Bankers coin it while debt burden grows
Money is supposed to belong to the people, but it has become the instrument of the people’s enslavement
If you could recover each of the thousands of hours of discussion that have taken place on Irish broadcast media over the nearly five years since the present crisis erupted, and play any one at random, you would be hard pressed to estimate when it was transmitted. You could play an edition of the Marian Finucane Show from October 2008 and find that, apart from a few incidentals, it is indistinguishable from the discussions of last weekend.
This has been the era of the economic “expert”, many of whom work for banks, and are therefore unreliable witnesses. Everything gravitates around technicalities, the mechanics of borrowing or regulation and the alleged laws of economics. Nothing cuts to the deeper moral reality, beneath the propaganda and bullying of the establishment and its puppets.
There is this strange characteristic of the debate that, although seeming to cover all the potential ground, it actually remains within orthodoxies until these have become utterly hollowed out by the attrition of reality. Only rarely are we permitted to eavesdrop on genuine intellectual voyaging into the territory designated Unthinkable. And yet, time and again, the unthinkable has happened and has had to be countenanced.
The nature of money
Rarely is reference made to the nature of money – what it is in its essence: a technology for releasing energies, establishing value and keeping score of the contributions and entitlements of economic participants. In the undertow of every conversation is an entirely different idea: that money is possessed of intrinsic worth, with the capacity to become “scarce”.
This is pure silliness. Money is not a real asset but simply a way of providing convenient tokens for real assets. A coin or currency note asserts a claim on real resources, such as goods, services or property. Banks are permitted to generate these tokens of wealth in the form of credit, allegedly based on confidence in the ability of the favoured economic actors to create the real thing, in the form of houses, roads, businesses, infrastructure, etc.
The functioning of money in a large community such as a nation is entirely different to the way it works in the economy of a family or an individual, and yet the impression is persistently given that, for example, Ireland’s present situation is akin to that of an individual who is broke.
Walking around Madrid over the St Patrick’s weekend, I noticed that some of the footpaths in the old part of the city are in need of attention, a phenomenon a Spanish friend identified as a symptom of the economic crisis. That deduction is a variation on the banal idea, put about by radio presenters, that “we’re all skint”. But there is no scarcity in Spain of tar or cement, still less of human labour. What is absent is the means to bring these elements together for the good of society. What Spain, like Ireland, suffers from is a false lack imposed on society in the short-term interests of people who are, quite literally, coining it.
Money is supposed to belong to the people but has become the instrument of the people’s enslavement. At the core of the process of modern “money creation” is a form of priestcraft – the manipulation of money systems by powerful bankers, who generate power and wealth for themselves and their accomplices at the expense of social functioning and human security. The chief mechanism is what one correspondent of mine calls “ex-nihilo substantiation” of the symbols of exchange and wealth retention. (It appears that, notwithstanding the encroachment of positivistic reasoning, we remain a theological species.)
“Our” money system is owned and controlled by privately owned banks that create euro by a process akin to transubstantiation, in the form of debt. Money is generated only when it is borrowed – each new loan means that a specific amount of money is brought into being. When the loan is eventually repaid the capital is eliminated.
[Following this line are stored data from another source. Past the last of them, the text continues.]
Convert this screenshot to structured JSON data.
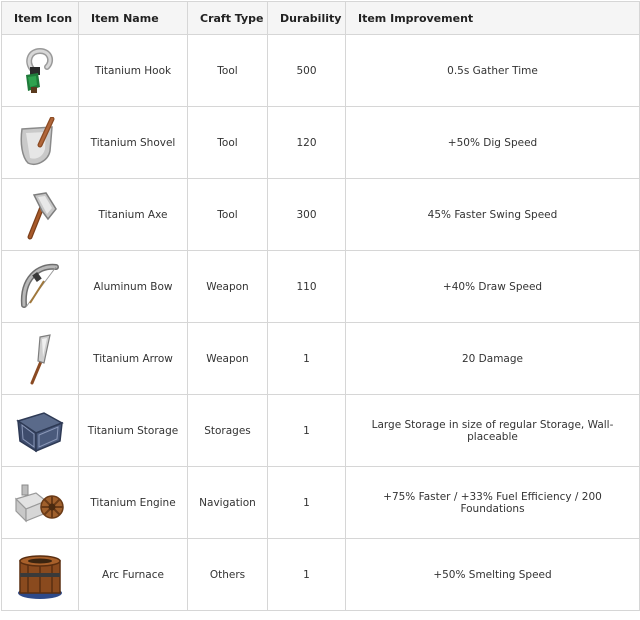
{
  "table": {
    "headers": [
      "Item Icon",
      "Item Name",
      "Craft Type",
      "Durability",
      "Item Improvement"
    ],
    "rows": [
      {
        "icon": "titanium-hook-icon",
        "name": "Titanium Hook",
        "craft_type": "Tool",
        "durability": "500",
        "improvement": "0.5s Gather Time"
      },
      {
        "icon": "titanium-shovel-icon",
        "name": "Titanium Shovel",
        "craft_type": "Tool",
        "durability": "120",
        "improvement": "+50% Dig Speed"
      },
      {
        "icon": "titanium-axe-icon",
        "name": "Titanium Axe",
        "craft_type": "Tool",
        "durability": "300",
        "improvement": "45% Faster Swing Speed"
      },
      {
        "icon": "aluminum-bow-icon",
        "name": "Aluminum Bow",
        "craft_type": "Weapon",
        "durability": "110",
        "improvement": "+40% Draw Speed"
      },
      {
        "icon": "titanium-arrow-icon",
        "name": "Titanium Arrow",
        "craft_type": "Weapon",
        "durability": "1",
        "improvement": "20 Damage"
      },
      {
        "icon": "titanium-storage-icon",
        "name": "Titanium Storage",
        "craft_type": "Storages",
        "durability": "1",
        "improvement": "Large Storage in size of regular Storage, Wall-placeable"
      },
      {
        "icon": "titanium-engine-icon",
        "name": "Titanium Engine",
        "craft_type": "Navigation",
        "durability": "1",
        "improvement": "+75% Faster / +33% Fuel Efficiency / 200 Foundations"
      },
      {
        "icon": "arc-furnace-icon",
        "name": "Arc Furnace",
        "craft_type": "Others",
        "durability": "1",
        "improvement": "+50% Smelting Speed"
      }
    ]
  }
}
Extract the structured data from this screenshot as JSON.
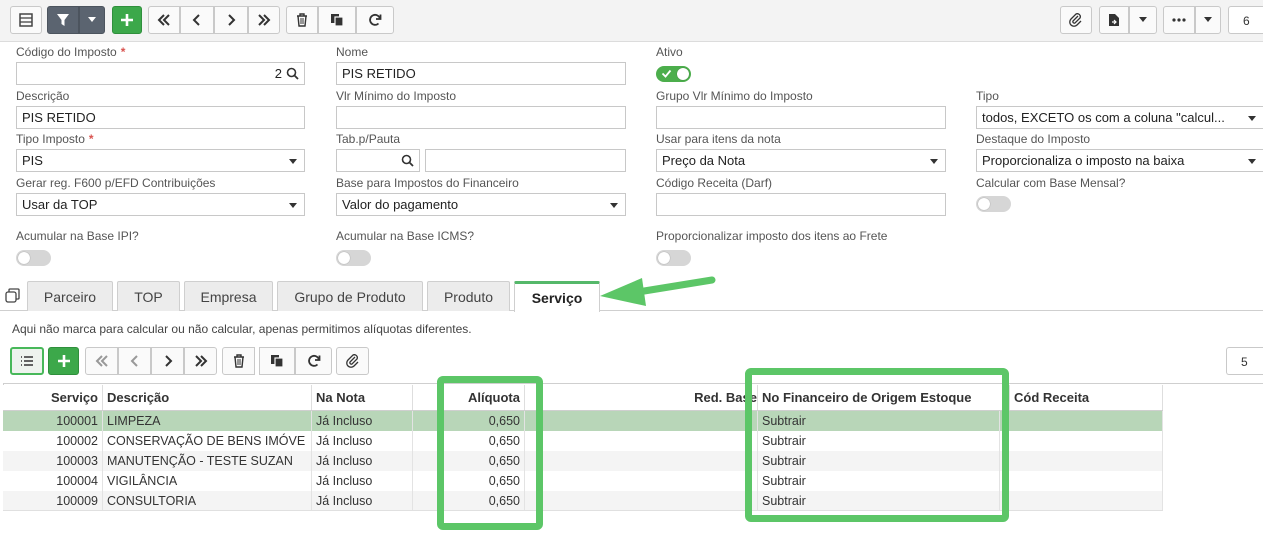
{
  "toolbar": {
    "page_value": "6",
    "icons": [
      "grid-view-icon",
      "filter-icon",
      "caret-down-icon",
      "add-icon",
      "first-icon",
      "prev-icon",
      "next-icon",
      "last-icon",
      "delete-icon",
      "copy-icon",
      "refresh-icon",
      "attach-icon",
      "document-icon",
      "more-icon"
    ]
  },
  "form": {
    "codigo_label": "Código do Imposto",
    "codigo_value": "2",
    "nome_label": "Nome",
    "nome_value": "PIS RETIDO",
    "ativo_label": "Ativo",
    "ativo_on": true,
    "descricao_label": "Descrição",
    "descricao_value": "PIS RETIDO",
    "vlr_minimo_label": "Vlr Mínimo do Imposto",
    "vlr_minimo_value": "",
    "grupo_vlr_label": "Grupo Vlr Mínimo do Imposto",
    "grupo_vlr_value": "",
    "tipo_label": "Tipo",
    "tipo_value": "todos, EXCETO os com a coluna \"calcul...",
    "tipo_imposto_label": "Tipo Imposto",
    "tipo_imposto_value": "PIS",
    "tab_pauta_label": "Tab.p/Pauta",
    "usar_itens_label": "Usar para itens da nota",
    "usar_itens_value": "Preço da Nota",
    "destaque_label": "Destaque do Imposto",
    "destaque_value": "Proporcionaliza o imposto na baixa",
    "gerar_f600_label": "Gerar reg. F600 p/EFD Contribuições",
    "gerar_f600_value": "Usar da TOP",
    "base_fin_label": "Base para Impostos do Financeiro",
    "base_fin_value": "Valor do pagamento",
    "cod_receita_label": "Código Receita (Darf)",
    "cod_receita_value": "",
    "calc_base_mensal_label": "Calcular com Base Mensal?",
    "acum_ipi_label": "Acumular na Base IPI?",
    "acum_icms_label": "Acumular na Base ICMS?",
    "proporcionalizar_label": "Proporcionalizar imposto dos itens ao Frete"
  },
  "tabs": [
    "Parceiro",
    "TOP",
    "Empresa",
    "Grupo de Produto",
    "Produto",
    "Serviço"
  ],
  "active_tab": "Serviço",
  "note": "Aqui não marca para calcular ou não calcular, apenas permitimos alíquotas diferentes.",
  "grid_toolbar": {
    "page_value": "5"
  },
  "grid": {
    "headers": [
      "Serviço",
      "Descrição",
      "Na Nota",
      "Alíquota",
      "Red. Base",
      "No Financeiro de Origem Estoque",
      "Cód Receita"
    ],
    "rows": [
      {
        "servico": "100001",
        "descricao": "LIMPEZA",
        "na_nota": "Já Incluso",
        "aliquota": "0,650",
        "red_base": "",
        "financeiro": "Subtrair",
        "cod_receita": ""
      },
      {
        "servico": "100002",
        "descricao": "CONSERVAÇÃO DE BENS IMÓVE",
        "na_nota": "Já Incluso",
        "aliquota": "0,650",
        "red_base": "",
        "financeiro": "Subtrair",
        "cod_receita": ""
      },
      {
        "servico": "100003",
        "descricao": "MANUTENÇÃO - TESTE SUZAN",
        "na_nota": "Já Incluso",
        "aliquota": "0,650",
        "red_base": "",
        "financeiro": "Subtrair",
        "cod_receita": ""
      },
      {
        "servico": "100004",
        "descricao": "VIGILÂNCIA",
        "na_nota": "Já Incluso",
        "aliquota": "0,650",
        "red_base": "",
        "financeiro": "Subtrair",
        "cod_receita": ""
      },
      {
        "servico": "100009",
        "descricao": "CONSULTORIA",
        "na_nota": "Já Incluso",
        "aliquota": "0,650",
        "red_base": "",
        "financeiro": "Subtrair",
        "cod_receita": ""
      }
    ]
  },
  "colors": {
    "accent_green": "#3ca84a",
    "highlight_green": "#5cc667",
    "selected_row": "#b8d6b8",
    "required": "#d9534f"
  }
}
Meanwhile, somewhat greater amounts of new debt materialise in the form of interest, which continue to exist as a negative phenomenon, without any positive corresponding element of wealth or tokens. The interest exists nowhere except as a debit, and so the growing accumulation of debt in our economies is not a misfortune but a structural inevitability. The continuing scramble to find money to pay down interest means that the only way debt repayments can be discharged is by borrowing more money, which throws the structural flaw into a new and wider orbit.
The generalised accumulation of debts in the system, without any basis other than on the computer screen of the lenders, means there is a diminishing pool of “money” with which these mounting debts can be paid down.
“Our” money system generates debt as a direct function of its structural incoherence, in much the way a barber shop “produces” tufts of hair. But debt cannot be swept up and put in a wheelie bin, which is why we’re forever talking about haircuts and hair shirts.